Aristoteles mengajarkan bahwa tujuan hidup manusia adalah mencapai eudaimonia, yaitu kebahagiaan sejati yang diperoleh melalui kebajikan. Dalam budaya digital, manusia mengejar kebahagiaan yang ditentukan secara eksternal: jumlah pengikut, “like”, komentar positif. Apakah mengejar validasi eksternal ini membuat manusia lebih baik? Jawabannya, tidak. Karena yang lahir adalah kehidupan hedonis yang tidak berakar pada karakter dan kebajikan moral, melainkan pada pujian publik sesaat.

Kierkegaard mengingatkan akan bahaya massifikasi individu. Dalam masyarakat massa, individu tidak berani mengambil sikap. Ia larut dalam kerumunan. Di media sosial, keberanian moral digantikan dengan kalkulasi algoritma. Kita memposting apa yang “aman”, yang tidak kontroversial, atau yang sedang viral. Dan, Kierkegaard menyebut ini sebagai bentuk keputusasaan diam-diam, sebab individu kehilangan dirinya dalam apa yang disukai publik. Di tengah banjir konten, siapa saya yang sejati? menjadi pertanyaan yang tertelan oleh notifikasi.

Michel Foucault membahas bagaimana kekuasaan membentuk moral melalui wacana. Dalam Republik Pengikut dan Penyuka, algoritma menjadi bentuk baru kekuasaan yang tidak terlihat. Ia mengatur apa yang boleh dilihat, disukai, dan diikuti. Etika bukan lagi soal refleksi, tetapi soal norma algoritmis: apa yang sesuai tren, itulah yang baik. Ini melahirkan etika yang terkooptasi sistem teknologis. Moralitas menjadi kuasa “platform”, bukan kuasa hati nurani. Dan, konten Masjid Jogokariya adalah korban dari ini, bahkan ramai-ramai sumber media sosial yang berbasis algoritma mem-banned seolah-olah “keroyokan” model baru; dengan berlindung pada satu etika moral digital yang tidak terverifikasi.

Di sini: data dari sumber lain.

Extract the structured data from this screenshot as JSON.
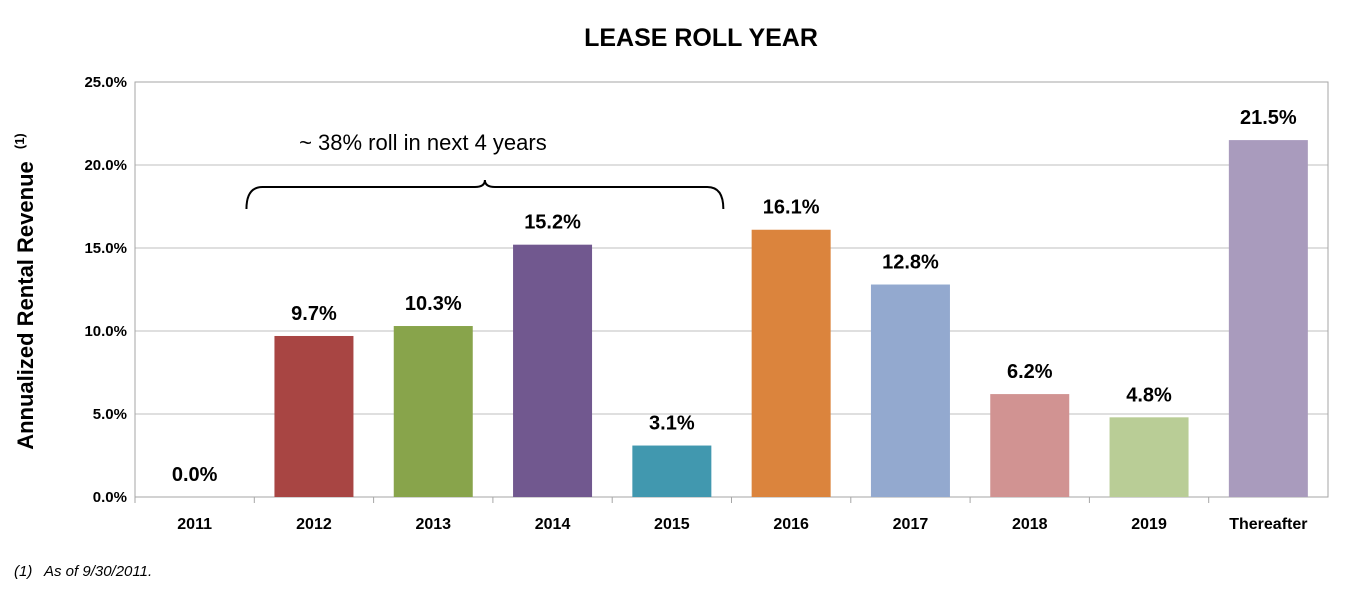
{
  "chart_data": {
    "type": "bar",
    "title": "LEASE ROLL YEAR",
    "xlabel": "",
    "ylabel": "Annualized Rental Revenue",
    "ylabel_superscript": "(1)",
    "categories": [
      "2011",
      "2012",
      "2013",
      "2014",
      "2015",
      "2016",
      "2017",
      "2018",
      "2019",
      "Thereafter"
    ],
    "values": [
      0.0,
      9.7,
      10.3,
      15.2,
      3.1,
      16.1,
      12.8,
      6.2,
      4.8,
      21.5
    ],
    "value_labels": [
      "0.0%",
      "9.7%",
      "10.3%",
      "15.2%",
      "3.1%",
      "16.1%",
      "12.8%",
      "6.2%",
      "4.8%",
      "21.5%"
    ],
    "colors": [
      "#4f81bd",
      "#a84543",
      "#88a44b",
      "#71588f",
      "#4198af",
      "#db843d",
      "#93a9cf",
      "#d19392",
      "#b9cd96",
      "#a99bbd"
    ],
    "ylim": [
      0,
      25
    ],
    "yticks": [
      0,
      5,
      10,
      15,
      20,
      25
    ],
    "ytick_labels": [
      "0.0%",
      "5.0%",
      "10.0%",
      "15.0%",
      "20.0%",
      "25.0%"
    ],
    "grid": true,
    "annotation": {
      "text": "~ 38% roll in next 4 years",
      "brace_from": "2012",
      "brace_to": "2015"
    }
  },
  "footnote": {
    "marker": "(1)",
    "text": "As of 9/30/2011."
  }
}
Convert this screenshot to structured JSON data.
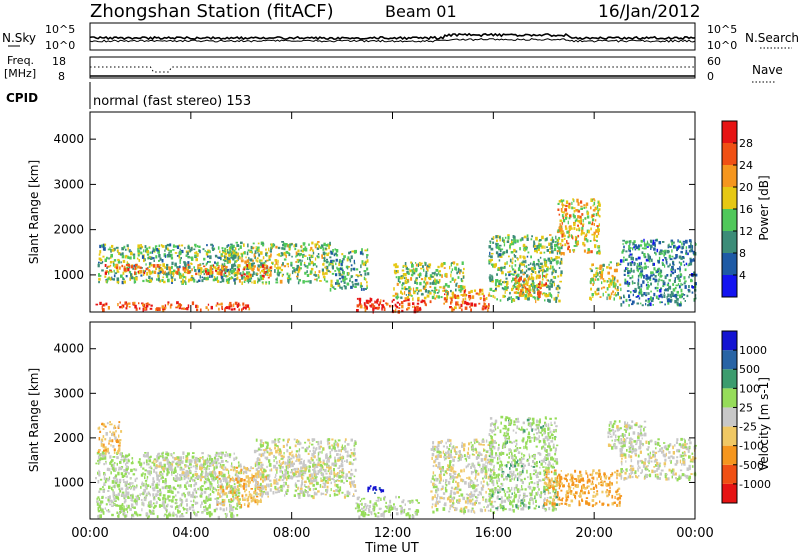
{
  "header": {
    "station": "Zhongshan Station (fitACF)",
    "beam": "Beam 01",
    "date": "16/Jan/2012"
  },
  "panels": {
    "nsky": {
      "label": "N.Sky",
      "right_label": "N.Search",
      "left_ticks": [
        "10^5",
        "10^0"
      ],
      "right_ticks": [
        "10^5",
        "10^0"
      ]
    },
    "freq": {
      "label_line1": "Freq.",
      "label_line2": "[MHz]",
      "right_label": "Nave",
      "left_ticks": [
        "18",
        "8"
      ],
      "right_ticks": [
        "60",
        "0"
      ]
    },
    "cpid": {
      "label": "CPID",
      "text": "normal (fast stereo) 153"
    }
  },
  "time_axis": {
    "label": "Time UT",
    "ticks": [
      "00:00",
      "04:00",
      "08:00",
      "12:00",
      "16:00",
      "20:00",
      "00:00"
    ]
  },
  "range_axis": {
    "label": "Slant Range [km]",
    "ticks": [
      "1000",
      "2000",
      "3000",
      "4000"
    ]
  },
  "colors": {
    "power_scale": [
      "#1414f0",
      "#1e5aa5",
      "#3c8c78",
      "#50c85a",
      "#e6c814",
      "#f5961e",
      "#f05014",
      "#e61414"
    ],
    "velocity_scale": [
      "#e61414",
      "#f05014",
      "#f5961e",
      "#f0c864",
      "#c8c8c8",
      "#96dc5a",
      "#3c9c6e",
      "#2864a5",
      "#1414d2"
    ]
  },
  "chart_data": [
    {
      "type": "heatmap",
      "title": "",
      "xlabel": "Time UT",
      "ylabel": "Slant Range [km]",
      "xlim": [
        "00:00",
        "24:00"
      ],
      "ylim": [
        180,
        4600
      ],
      "colorbar": {
        "label": "Power [dB]",
        "ticks": [
          "4",
          "8",
          "12",
          "16",
          "20",
          "24",
          "28"
        ],
        "range": [
          0,
          30
        ]
      },
      "patches": [
        {
          "t0": 0.3,
          "t1": 5.8,
          "r0": 850,
          "r1": 1700,
          "level": 12
        },
        {
          "t0": 0.5,
          "t1": 5.5,
          "r0": 1050,
          "r1": 1250,
          "level": 22
        },
        {
          "t0": 0.2,
          "t1": 6.3,
          "r0": 250,
          "r1": 420,
          "level": 25
        },
        {
          "t0": 5.3,
          "t1": 9.5,
          "r0": 850,
          "r1": 1750,
          "level": 14
        },
        {
          "t0": 5.8,
          "t1": 7.2,
          "r0": 950,
          "r1": 1250,
          "level": 22
        },
        {
          "t0": 9.5,
          "t1": 11.0,
          "r0": 700,
          "r1": 1600,
          "level": 11
        },
        {
          "t0": 10.5,
          "t1": 13.5,
          "r0": 220,
          "r1": 500,
          "level": 27
        },
        {
          "t0": 12.0,
          "t1": 14.8,
          "r0": 500,
          "r1": 1300,
          "level": 14
        },
        {
          "t0": 14.0,
          "t1": 15.8,
          "r0": 250,
          "r1": 700,
          "level": 23
        },
        {
          "t0": 15.8,
          "t1": 18.7,
          "r0": 450,
          "r1": 1900,
          "level": 13
        },
        {
          "t0": 16.8,
          "t1": 18.2,
          "r0": 550,
          "r1": 1050,
          "level": 21
        },
        {
          "t0": 18.5,
          "t1": 20.2,
          "r0": 1500,
          "r1": 2700,
          "level": 18
        },
        {
          "t0": 19.8,
          "t1": 21.0,
          "r0": 500,
          "r1": 1300,
          "level": 16
        },
        {
          "t0": 21.0,
          "t1": 24.0,
          "r0": 350,
          "r1": 1800,
          "level": 9
        }
      ]
    },
    {
      "type": "heatmap",
      "title": "",
      "xlabel": "Time UT",
      "ylabel": "Slant Range [km]",
      "xlim": [
        "00:00",
        "24:00"
      ],
      "ylim": [
        180,
        4600
      ],
      "colorbar": {
        "label": "Velocity [m s-1]",
        "ticks": [
          "-1000",
          "-500",
          "-100",
          "-25",
          "25",
          "100",
          "500",
          "1000"
        ],
        "range": [
          -1200,
          1200
        ]
      },
      "patches": [
        {
          "t0": 0.2,
          "t1": 6.0,
          "r0": 250,
          "r1": 1700,
          "level": 150
        },
        {
          "t0": 0.3,
          "t1": 1.2,
          "r0": 1700,
          "r1": 2400,
          "level": -300
        },
        {
          "t0": 2.5,
          "t1": 5.0,
          "r0": 1100,
          "r1": 1600,
          "level": 0
        },
        {
          "t0": 5.0,
          "t1": 7.0,
          "r0": 500,
          "r1": 1400,
          "level": -300
        },
        {
          "t0": 6.5,
          "t1": 10.5,
          "r0": 700,
          "r1": 2000,
          "level": 0
        },
        {
          "t0": 7.5,
          "t1": 10.0,
          "r0": 1100,
          "r1": 1500,
          "level": 0
        },
        {
          "t0": 11.0,
          "t1": 11.7,
          "r0": 780,
          "r1": 960,
          "level": 1100
        },
        {
          "t0": 10.5,
          "t1": 13.0,
          "r0": 250,
          "r1": 700,
          "level": 150
        },
        {
          "t0": 13.5,
          "t1": 16.0,
          "r0": 350,
          "r1": 2000,
          "level": 0
        },
        {
          "t0": 15.8,
          "t1": 18.5,
          "r0": 400,
          "r1": 2500,
          "level": 200
        },
        {
          "t0": 18.0,
          "t1": 21.0,
          "r0": 500,
          "r1": 1300,
          "level": -400
        },
        {
          "t0": 21.0,
          "t1": 24.0,
          "r0": 1100,
          "r1": 2000,
          "level": 0
        },
        {
          "t0": 20.5,
          "t1": 22.0,
          "r0": 1800,
          "r1": 2400,
          "level": 60
        }
      ]
    }
  ]
}
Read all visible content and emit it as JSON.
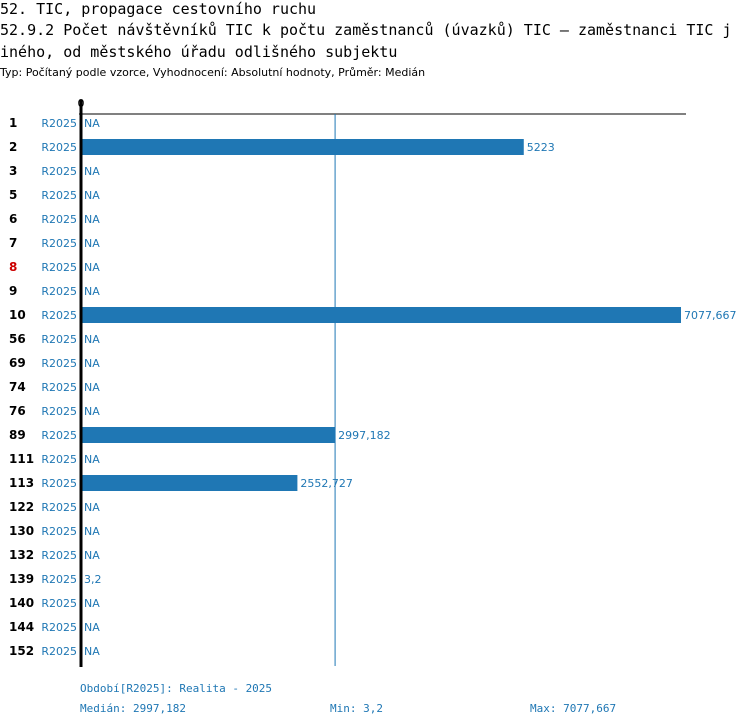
{
  "header": {
    "line1": "52. TIC, propagace cestovního ruchu",
    "line2": "52.9.2 Počet návštěvníků TIC k počtu zaměstnanců (úvazků) TIC – zaměstnanci TIC j",
    "line3": "iného, od městského úřadu odlišného subjektu",
    "subtitle": "Typ: Počítaný podle vzorce, Vyhodnocení: Absolutní hodnoty, Průměr: Medián"
  },
  "footer": {
    "period": "Období[R2025]: Realita - 2025",
    "median": "Medián: 2997,182",
    "min": "Min: 3,2",
    "max": "Max: 7077,667"
  },
  "colors": {
    "bar": "#1f77b4",
    "highlight_label": "#cc0000",
    "axis": "#000000"
  },
  "chart_data": {
    "type": "bar",
    "orientation": "horizontal",
    "series_label": "R2025",
    "x_tick": "0",
    "xlim": [
      0,
      7077.667
    ],
    "median_value": 2997.182,
    "categories": [
      "1",
      "2",
      "3",
      "5",
      "6",
      "7",
      "8",
      "9",
      "10",
      "56",
      "69",
      "74",
      "76",
      "89",
      "111",
      "113",
      "122",
      "130",
      "132",
      "139",
      "140",
      "144",
      "152"
    ],
    "values": [
      null,
      5223,
      null,
      null,
      null,
      null,
      null,
      null,
      7077.667,
      null,
      null,
      null,
      null,
      2997.182,
      null,
      2552.727,
      null,
      null,
      null,
      3.2,
      null,
      null,
      null
    ],
    "value_labels": [
      "NA",
      "5223",
      "NA",
      "NA",
      "NA",
      "NA",
      "NA",
      "NA",
      "7077,667",
      "NA",
      "NA",
      "NA",
      "NA",
      "2997,182",
      "NA",
      "2552,727",
      "NA",
      "NA",
      "NA",
      "3,2",
      "NA",
      "NA",
      "NA"
    ],
    "highlighted": [
      "8"
    ]
  }
}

Jean-Jacques Rousseau menyatakan bahwa demokrasi sejati lahir dari volonté générale, yaitu kehendak umum yang rasional. Akan tetapi dalam media sosial, yang tampil bukanlah kehendak umum, melainkan kehendak mayoritas algoritmik. Siapa yang punya buzzer, siapa yang bisa viral, dia yang seolah-olah “mewakili rakyat”. sejumlah pertanyaan yang menjadi pekerjaan rumah adalah: Apakah demokrasi digital masih demokratis, ketika kekuasaan opini dapat dibeli, dan distribusi informasi dikontrol oleh logika profit? Ini pekerjaan rumah baru bagi para ilmuwan sosial. Sebab, Republik Pengikut dan Penyuka mengaburkan batas antara warga dan penonton, antara aktor dan konsumen. Ruang publik digantikan oleh “timeline”, dan debat digantikan oleh komentar viral. Pertanyaan terakhir adalah; bagaimana kita mengubah Republik Pengikut dan Penyuka menjadi Republik Pemikir dan Pencari Kebenaran.